Sonntag, 4. Dezember 2022

# 373 - Meine Mutter sagt... Ach, wenn sie doch mal schweigen würde

Meine Mutter sagt ist das zweite Buch von Stine
Pilgaard, das hier in der Bücherkiste vorgestellt wird. Es ist jedoch das Debüt der dänischen Autorin, das übersetzt wurde, nachdem ihr zweiter Roman Meter pro Sekunde in Deutschland ein großer Erfolg war.

Die namenlose Ich-Erzählerin wird von ihrer Freundin verlassen, mit der sie dreieinhalb Jahre zusammengelebt hatte. Es bricht ihr das Herz, denn sie hatte sich so sehr gewünscht, dass diese Beziehung für immer halten würde. Man durchlebt mit der Erzählerin sämtliche verzweifelten und hoffnungsvollen Momente und fühlt, wie schwer es ihr fällt, mit der Situation zurechtzukommen. Doch das Buch ist keineswegs trübsinnig: Pilgaard hat ihre leidende Protagonistin mit einem trockenen Humor ausgestattet, der immer wieder für Lacher sorgt.

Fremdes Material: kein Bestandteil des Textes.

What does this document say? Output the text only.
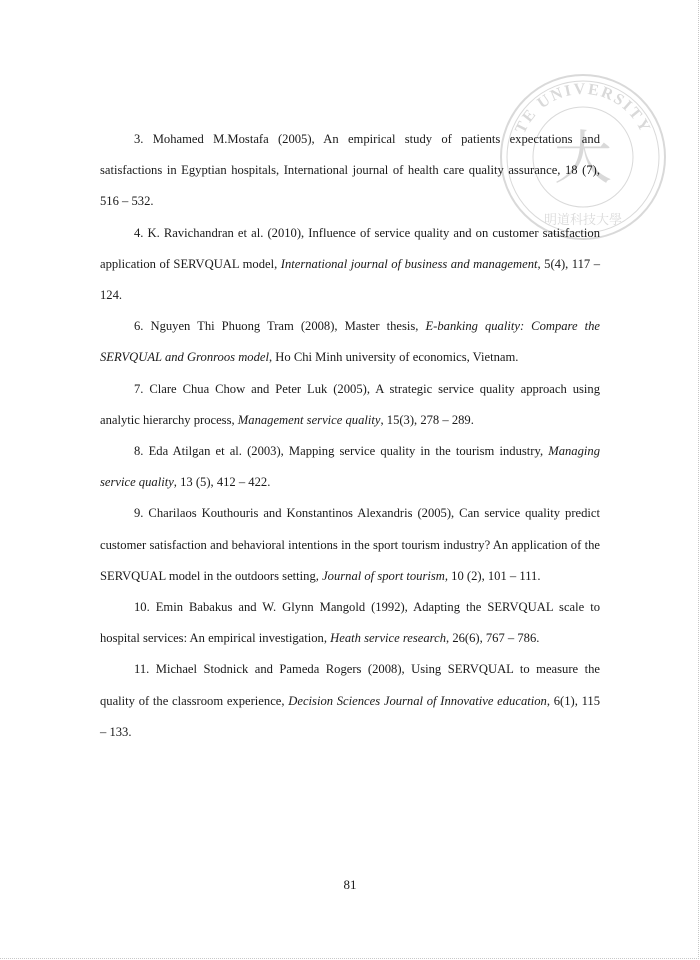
TE UNIVERSITY
大
明道科技大學

3. Mohamed M.Mostafa (2005), An empirical study of patients expectations and satisfactions in Egyptian hospitals, International journal of health care quality assurance, 18 (7), 516 – 532.

4. K. Ravichandran et al. (2010), Influence of service quality and on customer satisfaction application of SERVQUAL model, International journal of business and management, 5(4), 117 – 124.

6. Nguyen Thi Phuong Tram (2008), Master thesis, E-banking quality: Compare the SERVQUAL and Gronroos model, Ho Chi Minh university of economics, Vietnam.

7. Clare Chua Chow and Peter Luk (2005), A strategic service quality approach using analytic hierarchy process, Management service quality, 15(3), 278 – 289.

8. Eda Atilgan et al. (2003), Mapping service quality in the tourism industry, Managing service quality, 13 (5), 412 – 422.

9. Charilaos Kouthouris and Konstantinos Alexandris (2005), Can service quality predict customer satisfaction and behavioral intentions in the sport tourism industry? An application of the SERVQUAL model in the outdoors setting, Journal of sport tourism, 10 (2), 101 – 111.

10. Emin Babakus and W. Glynn Mangold (1992), Adapting the SERVQUAL scale to hospital services: An empirical investigation, Heath service research, 26(6), 767 – 786.

11. Michael Stodnick and Pameda Rogers (2008), Using SERVQUAL to measure the quality of the classroom experience, Decision Sciences Journal of Innovative education, 6(1), 115 – 133.

81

Die Verlassene kommt übergangsweise bei ihrem Vater unter, einem Pastor, der mit seiner zweiten Frau zusammenlebt. Man erfährt von der länger zurückliegenden Scheidung der Eltern und der unterschiedlichen Art und Weise, wie diese damit umgehen. Warum sich die Erzählerin entschieden hat, bei ihrem Vater einzuziehen, wird schnell klar: Im Gegensatz zu seiner Ex-Frau ist er ruhig und verständnisvoll. Die Mutter hingegen haut ihrer Tochter wie nebenbei ihre Kritik um die Ohren, obwohl diese in ihrer Situation Zuspruch und Trost gebrauchen könnte. Pilgaard schildert sie als egozentrisch und wenig empathisch. Kurz: anstrengend.

Zum Glück ist da die beste Freundin Mulle, die von der Erzählerin als ihre Spindoktorin bezeichnet wird. Sie ist bodenständig und praktisch und damit eine gute Stütze für die trauernde junge Frau.
Auch der Arzt, der in der Trauerphase ständig von der Erzählerin aufgesucht wird, erweist sich als guter und einfühlsamer Zuhörer. Er geht nicht nur auf die körperlichen Beschwerden, sondern auch auf den seelischen Zustand seiner Patientin ein. Ein Traum.

Eine Besonderheit des Romans sind die eingestreuten Seepferdchenmonologe. Sie spielen auf die Hirnregion Hippocampus an, die für das Abspeichern und Abrufen von Erinnerungen notwendig ist. Mit einer spielerischen Sprache gelingt es Pilgaard, zu zeigen, wie nahe der Erzählerin der Verlust der geliebten Freundin geht.

Lesen?

Stine Pilgaard ist mit Meine Mutter sagt ein Roman gelungen, der bei aller Verzweiflung zeigt, dass es nach einem tiefen Tal auch wieder aufwärts geht und sich die Beziehung zu einem (immer noch) geliebten Menschen neu gestalten lässt, nachdem man diesen losgelassen hat.

Meine Mutter sagt ist als deutsche Übersetzung 2022 im Kanon Verlag erschienen und kostet als gebundenes Buch 22 Euro sowie als E-Book 16,99 Euro.

Stine Pilgaard erhielt für das Original Min mor siger 2012 den Bodil und Jørgen Munch-Christensen-Debütantenpreis (Bodil og Jørgen Munch-Christensens debutantpris).